Jonathan Toub, fund manager at Aviva Investors, has had an overweight position to Chinese equities for quite some time, which he describes as a “painful investment”, but has seen it bounce back this year. 

He says much of the negativity around Chinese equities, and around wider emerging markets, relates to the statements of policymakers in the country in 2022, which implied a new, less pro-business approach is coming.

Reality check

But Toub says the rhetoric has not been matched by action, so as investors became aware of this reality, he expects Chinese equities to perform better, and have a beneficial impact on the rest of the asset class. 

He adds that it is “hard to get away from the fact” that the economic performance of commodity exporting emerging economies such as Indonesia and Brazil are reliant on Chinese commodity demand. 

China is particularly important as a source of commodity demand because its economic growth has, for many years, come through fixed asset investment – that is, building property and other infrastructure, which requires commodities. 

Economies such as that of the US generate a much greater proportion of their GDP from consumption than from fixed asset investing, and so are a much less important source of commodity demand. 

Damien Buchet, chief investment officer at Finisterre Capital, says: “The likely rebound in Chinese commodity imports will support oil and metals producers from the Middle East to Africa and Latin America.

"Tourism and investment flows will massively accrue to neighbouring Asia, while Central Europe and Mexico will be more distant beneficiaries of the US-China frictions over the medium term, through the re-shoring of key production.”

He says emerging markets are likely, in aggregate, to grow in 2023 by around 4 per cent more than developed markets, and he feels this provides a “cushion” for investors in the asset class, even if the global economic outlook darkens from here. 
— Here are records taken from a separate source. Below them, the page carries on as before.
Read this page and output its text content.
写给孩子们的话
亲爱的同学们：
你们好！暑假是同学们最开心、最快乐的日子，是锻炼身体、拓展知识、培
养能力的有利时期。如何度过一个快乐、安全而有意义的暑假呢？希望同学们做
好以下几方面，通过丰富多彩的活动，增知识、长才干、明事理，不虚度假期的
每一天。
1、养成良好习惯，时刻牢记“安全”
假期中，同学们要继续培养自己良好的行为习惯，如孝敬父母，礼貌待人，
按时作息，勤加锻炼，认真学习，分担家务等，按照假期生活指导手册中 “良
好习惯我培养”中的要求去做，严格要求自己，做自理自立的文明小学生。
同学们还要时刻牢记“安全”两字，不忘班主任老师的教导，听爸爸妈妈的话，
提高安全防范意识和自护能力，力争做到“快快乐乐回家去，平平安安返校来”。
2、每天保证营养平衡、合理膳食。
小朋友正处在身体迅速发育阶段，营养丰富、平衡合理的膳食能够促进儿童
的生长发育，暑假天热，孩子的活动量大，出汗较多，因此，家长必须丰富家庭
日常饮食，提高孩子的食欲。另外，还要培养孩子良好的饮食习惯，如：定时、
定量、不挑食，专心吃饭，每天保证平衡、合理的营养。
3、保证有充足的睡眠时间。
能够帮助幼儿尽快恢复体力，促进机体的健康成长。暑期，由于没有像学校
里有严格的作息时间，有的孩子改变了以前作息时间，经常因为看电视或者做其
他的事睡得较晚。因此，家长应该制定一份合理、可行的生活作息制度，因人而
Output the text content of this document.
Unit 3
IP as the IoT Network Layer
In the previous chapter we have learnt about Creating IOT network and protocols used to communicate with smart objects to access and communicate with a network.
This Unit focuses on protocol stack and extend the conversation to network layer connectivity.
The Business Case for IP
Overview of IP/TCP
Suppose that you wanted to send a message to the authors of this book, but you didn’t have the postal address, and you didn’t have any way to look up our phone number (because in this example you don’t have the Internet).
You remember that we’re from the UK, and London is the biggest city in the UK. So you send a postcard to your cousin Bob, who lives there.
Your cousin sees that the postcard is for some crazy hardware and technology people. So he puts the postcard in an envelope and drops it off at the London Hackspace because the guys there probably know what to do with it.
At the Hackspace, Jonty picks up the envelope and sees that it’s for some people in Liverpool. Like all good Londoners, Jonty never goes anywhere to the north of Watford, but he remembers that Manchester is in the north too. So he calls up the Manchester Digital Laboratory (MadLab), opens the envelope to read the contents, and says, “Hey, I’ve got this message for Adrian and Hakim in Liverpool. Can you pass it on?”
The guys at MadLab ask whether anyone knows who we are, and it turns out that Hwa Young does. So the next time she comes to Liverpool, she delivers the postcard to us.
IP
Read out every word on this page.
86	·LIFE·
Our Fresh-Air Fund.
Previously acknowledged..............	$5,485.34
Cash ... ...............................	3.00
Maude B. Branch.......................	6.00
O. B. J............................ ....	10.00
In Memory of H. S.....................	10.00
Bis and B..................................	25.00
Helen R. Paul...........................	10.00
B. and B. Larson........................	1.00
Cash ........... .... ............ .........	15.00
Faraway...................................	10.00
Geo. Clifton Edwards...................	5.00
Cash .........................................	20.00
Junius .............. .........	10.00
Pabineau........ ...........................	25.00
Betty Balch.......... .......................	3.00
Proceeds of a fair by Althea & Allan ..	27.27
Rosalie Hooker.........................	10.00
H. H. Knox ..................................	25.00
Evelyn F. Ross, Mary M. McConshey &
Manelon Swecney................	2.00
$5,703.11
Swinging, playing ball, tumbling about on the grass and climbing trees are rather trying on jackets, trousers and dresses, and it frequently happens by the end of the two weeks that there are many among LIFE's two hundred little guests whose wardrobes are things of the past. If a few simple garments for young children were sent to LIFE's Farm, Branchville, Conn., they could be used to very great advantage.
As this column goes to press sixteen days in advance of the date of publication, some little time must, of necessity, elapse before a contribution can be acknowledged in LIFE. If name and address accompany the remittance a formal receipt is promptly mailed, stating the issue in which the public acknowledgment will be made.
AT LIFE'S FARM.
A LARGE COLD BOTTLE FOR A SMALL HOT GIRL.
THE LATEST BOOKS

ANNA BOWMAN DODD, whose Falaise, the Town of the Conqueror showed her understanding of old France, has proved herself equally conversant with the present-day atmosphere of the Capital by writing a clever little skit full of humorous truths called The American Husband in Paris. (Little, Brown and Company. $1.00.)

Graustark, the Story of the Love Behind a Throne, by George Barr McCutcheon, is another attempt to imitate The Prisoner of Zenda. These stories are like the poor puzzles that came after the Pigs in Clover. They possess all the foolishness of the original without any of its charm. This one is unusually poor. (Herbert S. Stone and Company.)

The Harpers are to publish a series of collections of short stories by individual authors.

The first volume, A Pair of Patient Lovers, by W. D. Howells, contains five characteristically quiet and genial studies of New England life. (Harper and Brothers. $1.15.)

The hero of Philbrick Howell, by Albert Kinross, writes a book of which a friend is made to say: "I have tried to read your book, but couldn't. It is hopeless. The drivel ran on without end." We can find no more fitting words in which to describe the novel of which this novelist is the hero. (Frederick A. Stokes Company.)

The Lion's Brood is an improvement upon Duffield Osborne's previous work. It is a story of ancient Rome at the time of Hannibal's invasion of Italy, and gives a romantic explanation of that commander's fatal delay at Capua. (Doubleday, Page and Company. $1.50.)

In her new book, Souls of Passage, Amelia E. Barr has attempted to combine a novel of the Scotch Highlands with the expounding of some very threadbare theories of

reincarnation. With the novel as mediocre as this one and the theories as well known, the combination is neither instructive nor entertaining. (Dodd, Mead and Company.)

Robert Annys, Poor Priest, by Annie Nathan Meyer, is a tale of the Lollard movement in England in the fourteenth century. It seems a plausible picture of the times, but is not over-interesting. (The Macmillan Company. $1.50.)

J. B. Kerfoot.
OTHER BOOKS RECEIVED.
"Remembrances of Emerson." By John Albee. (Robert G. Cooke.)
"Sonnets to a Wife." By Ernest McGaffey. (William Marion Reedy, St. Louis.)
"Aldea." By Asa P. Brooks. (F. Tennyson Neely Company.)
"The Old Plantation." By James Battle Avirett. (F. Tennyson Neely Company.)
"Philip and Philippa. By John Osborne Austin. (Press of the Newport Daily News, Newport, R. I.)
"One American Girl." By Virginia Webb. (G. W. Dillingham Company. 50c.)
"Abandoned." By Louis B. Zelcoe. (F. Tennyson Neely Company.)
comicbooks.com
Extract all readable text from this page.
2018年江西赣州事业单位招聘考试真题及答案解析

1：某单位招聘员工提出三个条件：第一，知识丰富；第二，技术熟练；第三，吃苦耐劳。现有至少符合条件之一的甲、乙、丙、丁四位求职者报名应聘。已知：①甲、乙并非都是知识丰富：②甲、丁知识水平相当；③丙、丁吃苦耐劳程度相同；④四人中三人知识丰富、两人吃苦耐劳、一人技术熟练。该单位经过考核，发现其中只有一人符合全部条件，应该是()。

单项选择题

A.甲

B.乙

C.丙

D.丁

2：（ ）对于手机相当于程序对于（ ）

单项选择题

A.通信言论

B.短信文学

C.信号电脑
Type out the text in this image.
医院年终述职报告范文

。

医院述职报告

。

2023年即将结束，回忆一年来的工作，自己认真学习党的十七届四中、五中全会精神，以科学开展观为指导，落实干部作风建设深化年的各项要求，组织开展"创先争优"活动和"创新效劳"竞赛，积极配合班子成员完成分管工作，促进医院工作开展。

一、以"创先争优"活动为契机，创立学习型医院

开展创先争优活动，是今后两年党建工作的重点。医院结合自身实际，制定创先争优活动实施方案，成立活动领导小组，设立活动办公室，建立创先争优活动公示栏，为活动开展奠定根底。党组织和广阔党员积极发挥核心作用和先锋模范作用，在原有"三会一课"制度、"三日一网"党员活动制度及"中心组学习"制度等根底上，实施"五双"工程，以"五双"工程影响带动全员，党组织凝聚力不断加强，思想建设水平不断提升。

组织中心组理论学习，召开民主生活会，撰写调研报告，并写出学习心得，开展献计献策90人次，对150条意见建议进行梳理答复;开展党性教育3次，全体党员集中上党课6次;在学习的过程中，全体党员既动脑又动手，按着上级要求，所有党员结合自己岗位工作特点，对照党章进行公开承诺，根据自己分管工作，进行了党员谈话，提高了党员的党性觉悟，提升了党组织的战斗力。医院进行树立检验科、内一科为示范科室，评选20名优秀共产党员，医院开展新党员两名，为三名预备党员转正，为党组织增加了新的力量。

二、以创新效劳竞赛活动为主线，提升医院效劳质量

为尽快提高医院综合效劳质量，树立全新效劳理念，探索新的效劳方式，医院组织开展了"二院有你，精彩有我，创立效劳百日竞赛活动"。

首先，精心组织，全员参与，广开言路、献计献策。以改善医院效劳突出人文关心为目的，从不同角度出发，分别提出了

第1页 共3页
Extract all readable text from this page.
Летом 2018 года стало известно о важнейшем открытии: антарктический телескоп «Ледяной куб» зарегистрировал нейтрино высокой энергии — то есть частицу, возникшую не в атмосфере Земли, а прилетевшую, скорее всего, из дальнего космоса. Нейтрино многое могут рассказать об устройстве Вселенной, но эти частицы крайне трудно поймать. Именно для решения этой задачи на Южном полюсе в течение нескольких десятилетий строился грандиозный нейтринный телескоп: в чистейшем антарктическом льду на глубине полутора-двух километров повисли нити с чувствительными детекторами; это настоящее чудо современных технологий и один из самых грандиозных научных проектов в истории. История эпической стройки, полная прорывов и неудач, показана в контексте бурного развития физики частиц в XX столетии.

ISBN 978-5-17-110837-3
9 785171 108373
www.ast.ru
Arun Sai, senior multi-asset strategist at Pictet Asset Management, elaborates on this further, saying that China has now “reached a level of critical mass” in terms of the size of its economy, that “it is not reliant on the global economic cycle”, and this increasingly means that other emerging economies are becoming less beholden to the global cycle, though he notes the strength of the dollar continues to matter to all other emerging economies.